Le Collectif

Lettre d'excuses du Collectif des femmes assassinées, mais pas rancunières

 

Notre collectif a été très désagréablement surpris de la présence d’une association aussi peu féministe qu’Act-Up à la manifestation du 8 mars 2005, journée internationale des luttes des femmes, et ce d’autant plus que ce groupe fermait le cortège en arborant une banderole à notre encontre : "Séropositives. Ni victimes, ni coupables".

"Encore un mauvais coup de ces machos act-upiens ! Encore cette mauvaise foi machiste qui voudrait nous culpabiliser de ne pas être passives, de ne pas nous laisser piétiner !", avions-nous pensé.

En effet, par cette position, les militants d’Act-Up nous nient le droit de faire reconnaître que notre vie n’est pas quantité négligeable et prétendent prôner l’égale responsabilité des deux partenaires sexuels lors de la transmission du VIH.

Que font-ils de la domination masculine ? Que font-ils de la confiance qui s’instaure entre deux personnes au fil des années ? Que font-ils des différences d’âges, d’expérience, de situations sociales,.. qui sont autant d’ascendants potentiels sur l’autre ? Que font-ils des cas de viol ?

Cependant, renseignements pris, nous avons constaté que le Mouvement Français pour le Planning Familial soutenait les mêmes propos. Nous avons donc pris la peine de réfléchir deux secondes.

Si le MFPF, une association féministe qui œuvre sur le terrain pour les droits des femmes depuis presque un demi-siècle, prenait une telle position, il nous fallait en effet reconsidérer la situation.

Nous étions-nous laissées emporter par une colère injustifiée, par ce processus de victimisation si propre aux femmes ?

Rejoignions-nous le cortège interminable de ces femmes victimisantes qui refusent de reconnaître leur propre responsabilité dans leur viol – même quand elles sortent après le couvre-feu, même quand elles ont laissé entrer ce voisin qu’elles connaissaient à peine chez elles, même quand elles osent s’approprier l’espace public, même quand elles refusent un rapport sexuel à leur mari ?

De ces femmes victimisantes qui n’assument pas la responsabilité de leur harcèlement sexuel – même lorsqu’elles sont brillantes, même lorsqu’elles sont séduisantes, même lorsqu’elles prennent le risquent d’avoir une vie professionnelle ?

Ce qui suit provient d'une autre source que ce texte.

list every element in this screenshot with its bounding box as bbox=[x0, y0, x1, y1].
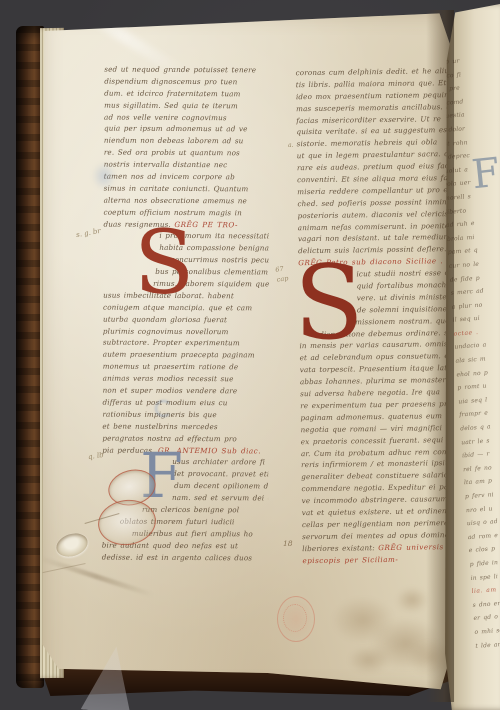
manuscript-line: differas ut post modium eius cu bbox=[103, 397, 269, 410]
manuscript-line: nostris intervalla distantiae nec bbox=[104, 159, 270, 172]
manuscript-line: tamen nos ad invicem corpore ab bbox=[104, 171, 270, 184]
manuscript-line: non et super modios vendere dare bbox=[103, 385, 269, 398]
manuscript-line: et bene nustelbrins mercedes bbox=[102, 420, 268, 433]
decorated-initial-S-red-left: S bbox=[134, 218, 194, 308]
manuscript-line: subtractore. Propter experimentum bbox=[103, 337, 269, 350]
manuscript-line: t lde am bbox=[475, 636, 500, 653]
manuscript-line: simus in caritate coniuncti. Quantum bbox=[104, 182, 270, 195]
manuscript-page-verso: sed ut nequod grande potuisset teneredis… bbox=[40, 12, 454, 692]
manuscript-line: sed ut nequod grande potuisset tenere bbox=[104, 64, 270, 77]
margin-note-18: 18 bbox=[283, 539, 293, 548]
manuscript-line: dum. et idcirco fraternitatem tuam bbox=[104, 87, 270, 100]
stain bbox=[348, 646, 390, 674]
ink-showthrough-blue-crescent bbox=[155, 400, 172, 417]
manuscript-line: pia perducas. GR. ANTEMIO Sub diac. bbox=[102, 444, 268, 457]
margin-note-67: 67 cap bbox=[275, 263, 289, 284]
margin-note-67-number: 67 bbox=[275, 265, 284, 274]
manuscript-line: ad nos velle venire cognovimus bbox=[104, 111, 270, 124]
manuscript-line: alterna nos obsecratione amemus ne bbox=[104, 194, 270, 207]
manuscript-line: rationibus impigneris bis que bbox=[102, 408, 268, 421]
margin-note-a: a. bbox=[288, 142, 293, 149]
decorated-initial-S-red-right: S bbox=[294, 252, 364, 356]
manuscript-line: quia per ipsum admonemus ut ad ve bbox=[104, 123, 270, 136]
manuscript-line: usus archiater ardore fi bbox=[102, 456, 268, 469]
manuscript-line: re. Sed ora probis ut quantum nos bbox=[104, 147, 270, 160]
manuscript-line: autem praesentium praecepta paginam bbox=[103, 349, 269, 362]
library-stamp bbox=[277, 596, 315, 642]
manuscript-line: niendum non debeas laborem ad su bbox=[104, 135, 270, 148]
natural-parchment-hole bbox=[53, 530, 90, 561]
manuscript-line: peragratos nostra ad effectum pro bbox=[102, 432, 268, 445]
manuscript-line: dedisse. id est in argento calices duos bbox=[102, 551, 268, 564]
manuscript-line: uturba quondam gloriosa fuerat bbox=[103, 313, 269, 326]
manuscript-line: dispendium dignoscemus pro tuen bbox=[104, 75, 270, 88]
margin-note-top-left: s. g. br bbox=[75, 227, 101, 239]
facing-initial-blue: F bbox=[470, 153, 500, 196]
stain bbox=[396, 587, 428, 613]
margin-note-cap: cap bbox=[276, 274, 289, 284]
photo-background: sed ut nequod grande potuisset teneredis… bbox=[0, 0, 500, 710]
manuscript-line: mus sigillatim. Sed quia te iterum bbox=[104, 99, 270, 112]
manuscript-line: animas veras modios recessit sue bbox=[103, 373, 269, 386]
manuscript-line: monemus ut praesertim ratione de bbox=[103, 361, 269, 374]
manuscript-line: plurimis cognovimus novellorum bbox=[103, 325, 269, 338]
gutter-shadow bbox=[426, 10, 454, 702]
ink-showthrough-blue bbox=[92, 162, 116, 190]
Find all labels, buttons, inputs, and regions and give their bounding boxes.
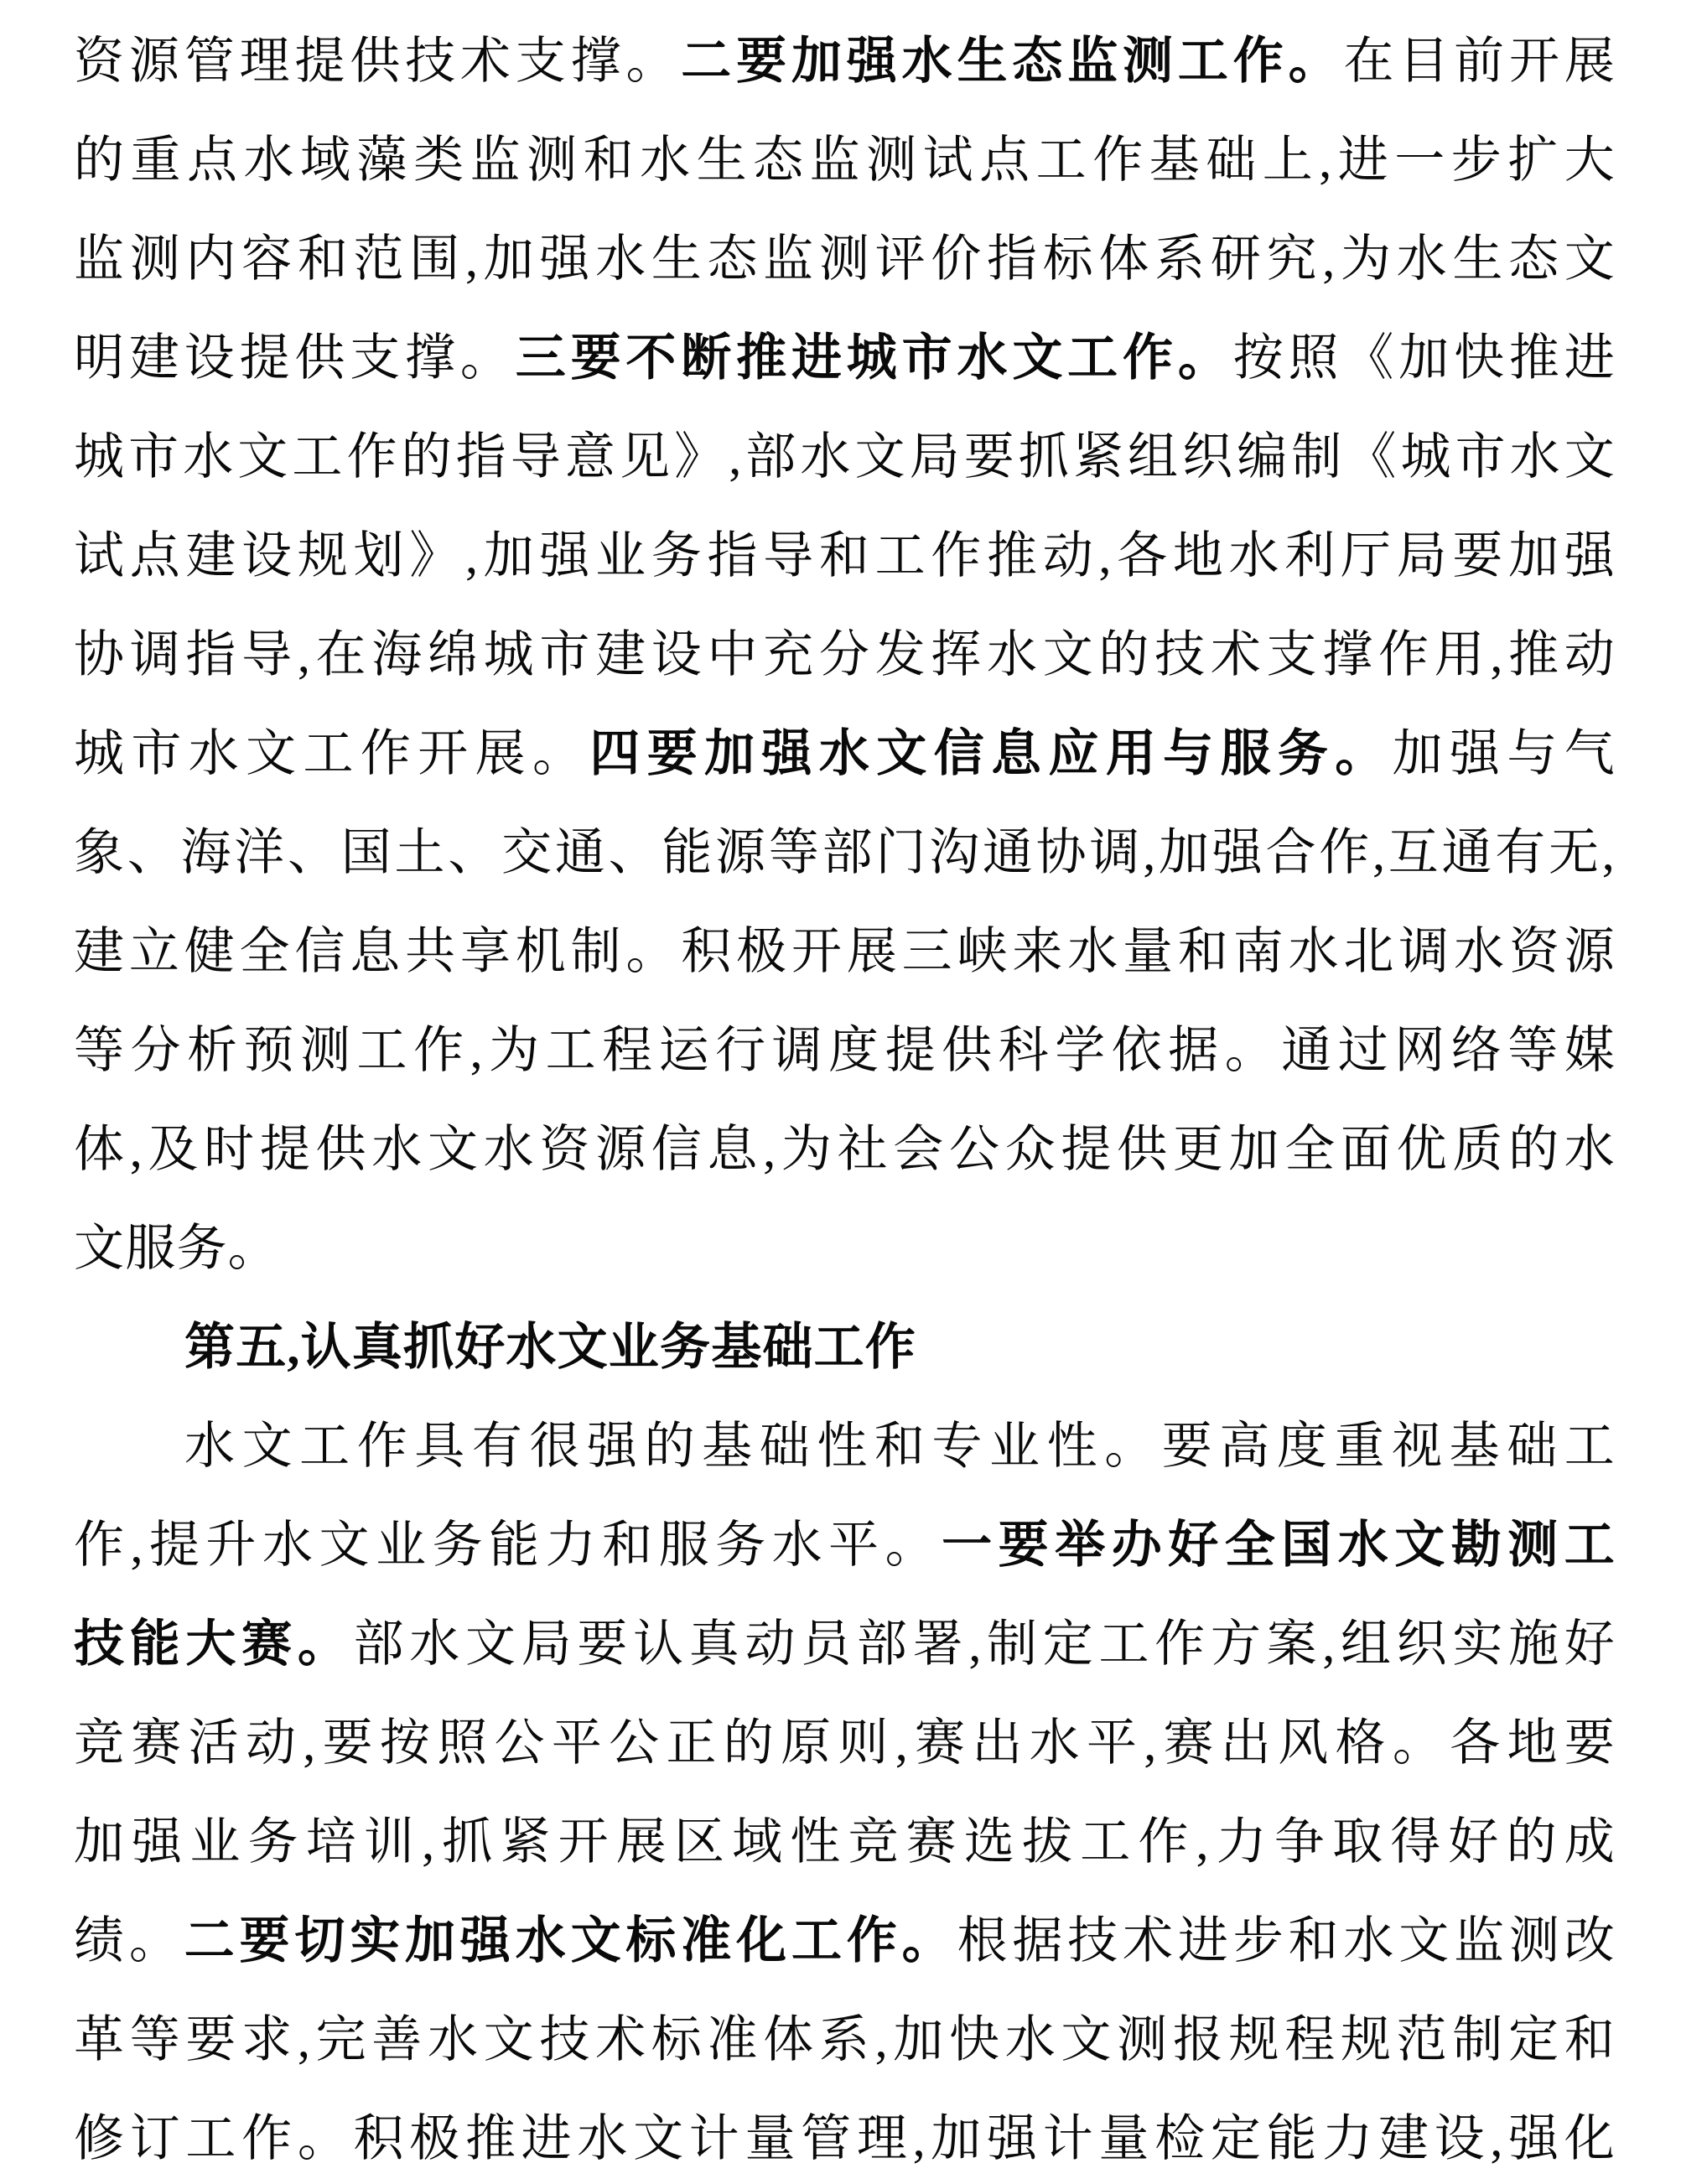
emphasis-text-segment: 二要切实加强水文标准化工作。 [184,1913,957,1969]
text-segment: 等分析预测工作,为工程运行调度提供科学依据。通过网络等媒 [74,1023,1616,1078]
text-segment: 水文工作具有很强的基础性和专业性。要高度重视基础工 [184,1419,1616,1474]
text-segment: 体,及时提供水文水资源信息,为社会公众提供更加全面优质的水 [74,1122,1616,1177]
text-line: 象、海洋、国土、交通、能源等部门沟通协调,加强合作,互通有无, [74,803,1616,902]
text-line: 监测内容和范围,加强水生态监测评价指标体系研究,为水生态文 [74,210,1616,309]
text-segment: 修订工作。积极推进水文计量管理,加强计量检定能力建设,强化 [74,2111,1616,2166]
emphasis-text-segment: 二要加强水生态监测工作。 [681,34,1343,89]
text-line: 明建设提供支撑。三要不断推进城市水文工作。按照《加快推进 [74,309,1616,407]
text-line: 作,提升水文业务能力和服务水平。一要举办好全国水文勘测工 [74,1496,1616,1595]
text-line: 绩。二要切实加强水文标准化工作。根据技术进步和水文监测改 [74,1891,1616,1990]
text-segment: 竞赛活动,要按照公平公正的原则,赛出水平,赛出风格。各地要 [74,1715,1616,1771]
text-line: 水文工作具有很强的基础性和专业性。要高度重视基础工 [74,1397,1616,1496]
text-segment: 的重点水域藻类监测和水生态监测试点工作基础上,进一步扩大 [74,132,1616,188]
text-line: 资源管理提供技术支撑。二要加强水生态监测工作。在目前开展 [74,12,1616,111]
emphasis-text-segment: 技能大赛。 [74,1616,354,1672]
text-line: 文服务。 [74,1199,1616,1298]
emphasis-text-segment: 第五,认真抓好水文业务基础工作 [184,1320,916,1375]
text-line: 建立健全信息共享机制。积极开展三峡来水量和南水北调水资源 [74,902,1616,1001]
text-segment: 部水文局要认真动员部署,制定工作方案,组织实施好 [354,1616,1616,1672]
text-segment: 城市水文工作开展。 [74,726,589,781]
text-line: 竞赛活动,要按照公平公正的原则,赛出水平,赛出风格。各地要 [74,1694,1616,1792]
text-segment: 建立健全信息共享机制。积极开展三峡来水量和南水北调水资源 [74,924,1616,979]
document-page: 资源管理提供技术支撑。二要加强水生态监测工作。在目前开展的重点水域藻类监测和水生… [0,0,1681,2184]
text-line: 技能大赛。部水文局要认真动员部署,制定工作方案,组织实施好 [74,1595,1616,1694]
text-segment: 城市水文工作的指导意见》,部水文局要抓紧组织编制《城市水文 [74,429,1616,485]
text-segment: 试点建设规划》,加强业务指导和工作推动,各地水利厅局要加强 [74,528,1616,584]
text-segment: 资源管理提供技术支撑。 [74,34,681,89]
text-segment: 象、海洋、国土、交通、能源等部门沟通协调,加强合作,互通有无, [74,825,1616,880]
text-line: 体,及时提供水文水资源信息,为社会公众提供更加全面优质的水 [74,1100,1616,1199]
text-block: 资源管理提供技术支撑。二要加强水生态监测工作。在目前开展的重点水域藻类监测和水生… [74,12,1616,2184]
text-segment: 按照《加快推进 [1233,330,1616,386]
text-segment: 绩。 [74,1913,184,1969]
text-line: 加强业务培训,抓紧开展区域性竞赛选拔工作,力争取得好的成 [74,1792,1616,1891]
text-line: 等分析预测工作,为工程运行调度提供科学依据。通过网络等媒 [74,1001,1616,1100]
text-line: 的重点水域藻类监测和水生态监测试点工作基础上,进一步扩大 [74,111,1616,210]
text-segment: 明建设提供支撑。 [74,330,516,386]
text-segment: 协调指导,在海绵城市建设中充分发挥水文的技术支撑作用,推动 [74,627,1616,682]
text-segment: 监测内容和范围,加强水生态监测评价指标体系研究,为水生态文 [74,231,1616,287]
text-segment: 加强与气 [1393,726,1616,781]
text-segment: 革等要求,完善水文技术标准体系,加快水文测报规程规范制定和 [74,2012,1616,2067]
emphasis-text-segment: 三要不断推进城市水文工作。 [516,330,1233,386]
text-line: 革等要求,完善水文技术标准体系,加快水文测报规程规范制定和 [74,1990,1616,2089]
text-segment: 根据技术进步和水文监测改 [957,1913,1616,1969]
text-segment: 文服务。 [74,1221,279,1276]
text-segment: 作,提升水文业务能力和服务水平。 [74,1517,942,1573]
text-line: 试点建设规划》,加强业务指导和工作推动,各地水利厅局要加强 [74,506,1616,605]
emphasis-text-segment: 四要加强水文信息应用与服务。 [589,726,1392,781]
emphasis-text-segment: 一要举办好全国水文勘测工 [942,1517,1616,1573]
text-line: 城市水文工作开展。四要加强水文信息应用与服务。加强与气 [74,704,1616,803]
text-segment: 在目前开展 [1343,34,1616,89]
text-line: 城市水文工作的指导意见》,部水文局要抓紧组织编制《城市水文 [74,407,1616,506]
text-line: 修订工作。积极推进水文计量管理,加强计量检定能力建设,强化 [74,2089,1616,2184]
text-line: 协调指导,在海绵城市建设中充分发挥水文的技术支撑作用,推动 [74,605,1616,704]
section-heading: 第五,认真抓好水文业务基础工作 [74,1298,1616,1397]
text-segment: 加强业务培训,抓紧开展区域性竞赛选拔工作,力争取得好的成 [74,1814,1616,1870]
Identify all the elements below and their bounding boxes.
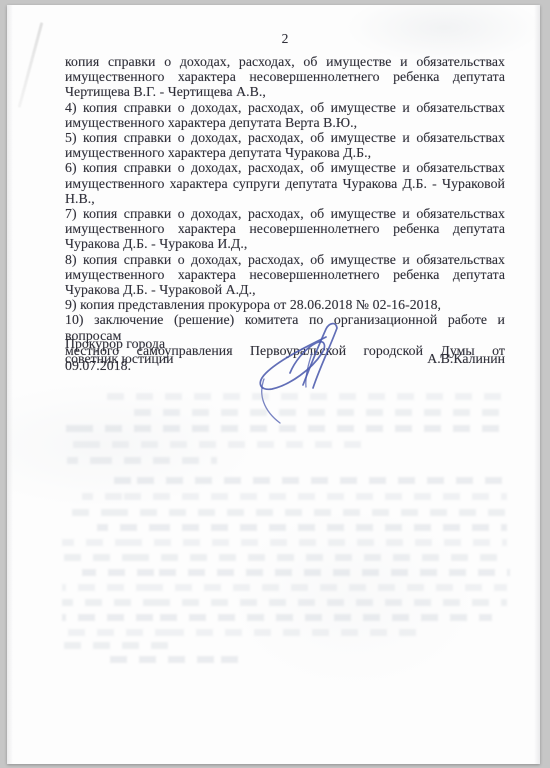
- bleedthrough-line: [127, 409, 502, 416]
- text-line: 7) копия справки о доходах, расходах, об…: [65, 206, 505, 221]
- bleedthrough-line: [67, 457, 217, 464]
- bleedthrough-line: [62, 614, 492, 621]
- bleedthrough-line: [97, 524, 507, 531]
- bleedthrough-line: [62, 584, 507, 591]
- signer-name: А.В.Калинин: [427, 351, 505, 366]
- signer-title-line1: Прокурор города: [65, 336, 174, 351]
- text-line: Чертищева В.Г. - Чертищева А.В.,: [65, 84, 505, 99]
- text-line: имущественного характера супруги депутат…: [65, 176, 505, 206]
- bleedthrough-line: [62, 509, 507, 516]
- text-line: 5) копия справки о доходах, расходах, об…: [65, 130, 505, 145]
- text-line: имущественного характера несовершеннолет…: [65, 69, 505, 84]
- text-line: 6) копия справки о доходах, расходах, об…: [65, 160, 505, 175]
- paper-crease: [18, 22, 44, 108]
- text-line: имущественного характера депутата Верта …: [65, 115, 505, 130]
- signer-titles: Прокурор города советник юстиции: [65, 336, 174, 366]
- bleedthrough-line: [62, 629, 422, 636]
- bleedthrough-line: [107, 393, 507, 400]
- document-page: 2 копия справки о доходах, расходах, об …: [7, 5, 540, 764]
- bleedthrough-line: [62, 642, 172, 649]
- signer-title-line2: советник юстиции: [65, 351, 174, 366]
- text-line: имущественного характера депутата Чурако…: [65, 145, 505, 160]
- bleedthrough-line: [62, 599, 507, 606]
- text-line: копия справки о доходах, расходах, об им…: [65, 54, 505, 69]
- bleedthrough-line: [82, 493, 507, 500]
- signoff-block: Прокурор города советник юстиции А.В.Кал…: [65, 336, 505, 366]
- bleedthrough-line: [62, 425, 507, 432]
- bleedthrough-line: [62, 539, 507, 546]
- text-line: Чуракова Д.Б. - Чуракова И.Д.,: [65, 236, 505, 251]
- text-line: 9) копия представления прокурора от 28.0…: [65, 297, 505, 312]
- bleedthrough-line: [102, 477, 502, 484]
- bleedthrough-line: [62, 554, 507, 561]
- text-line: Чуракова Д.Б. - Чураковой А.Д.,: [65, 282, 505, 297]
- bleedthrough-line: [102, 656, 242, 663]
- text-line: 4) копия справки о доходах, расходах, об…: [65, 100, 505, 115]
- bleedthrough-line: [82, 569, 510, 576]
- text-line: имущественного характера несовершеннолет…: [65, 267, 505, 282]
- text-line: имущественного характера несовершеннолет…: [65, 221, 505, 236]
- text-line: 8) копия справки о доходах, расходах, об…: [65, 252, 505, 267]
- scanned-document: 2 копия справки о доходах, расходах, об …: [0, 0, 550, 768]
- page-number: 2: [57, 31, 513, 47]
- bleedthrough-line: [62, 441, 362, 448]
- document-text: копия справки о доходах, расходах, об им…: [65, 54, 505, 373]
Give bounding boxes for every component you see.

De ces femmes victimisantes qui refusent de partager la responsabilité des violences que leur conjoint exercent contre elles – même quand elles leur tiennent tête, même quand elles ne leur obéissent pas au doigt et à l’œil, même quand elles font montre d’indépendance ?

De ces femmes victimisantes qui récriminent pour tout et pour rien : pour un viol ou pour un licenciement abusif, pour une main aux fesses ou pour une insulte, au lieu d’être ce qu’on leur demande : silencieuses et soumises ?

Que propose donc le MFPF ?

Toujours fidèle à son rôle de mouvement d’éducation populaire, cette association propose essentiellement d’agir sur le champ de la prévention, mais en développant une idée originale : « la prévention ne peut fonctionner avec la contrainte, la répression ».

Nous ne doutons plus que le MFPF militera bientôt pour la dépénalisation du viol et de toutes les autres agressions exercées contre les femmes.

Puisqu’il n’y a ni coupable, ni victime, mais uniquement un système d’oppression à déconstruire. Puisqu’il n’y a de responsabilité que collective, et non individuelle. Puisqu’il nous suffit d’attendre patiemment que nos oppresseurs et nos agresseurs acceptent de ne plus l’être, pourquoi les réprimer ? Pourquoi vouloir essayer de les arrêter et préserver leurs futures victimes ? Pourquoi tenter de faire respecter nos vies qui n’ont que si peu d’importance face aux progrès dont les hommes sont potentiellement capables ?

Même s’il faut attendre quelques dizaines de milliers d’années, le jeu en vaut la chandelle. Nous ne regrettons qu’une chose : être nées trop tôt ! Mais de cela, seules nos mères sont fautives, et non pas ces hommes qui nous ont entraînées dans leur mort.

Messieurs d’Act-Up, pour avoir d’abord pensé que vos positions n’étaient inspirées que par votre machisme, nous nous excusons auprès de vous.

Mesdames du MFPF, nous vous remercions de nous avoir ouvert les yeux et le cœur.

Le Collectif des femmes assassinées, mais pas rancunières

Avec le soutien :

Le collectif des femmes indiennes brûlées vives sur le bûcher de leur défunt mari, heureuses d’avoir fini en beauté ;

Le collectif des femmes suicidées par leur mari avant que ceux-ci ne se donnent la mort, reconnaissantes de ne pas avoir été consultées sur le sujet.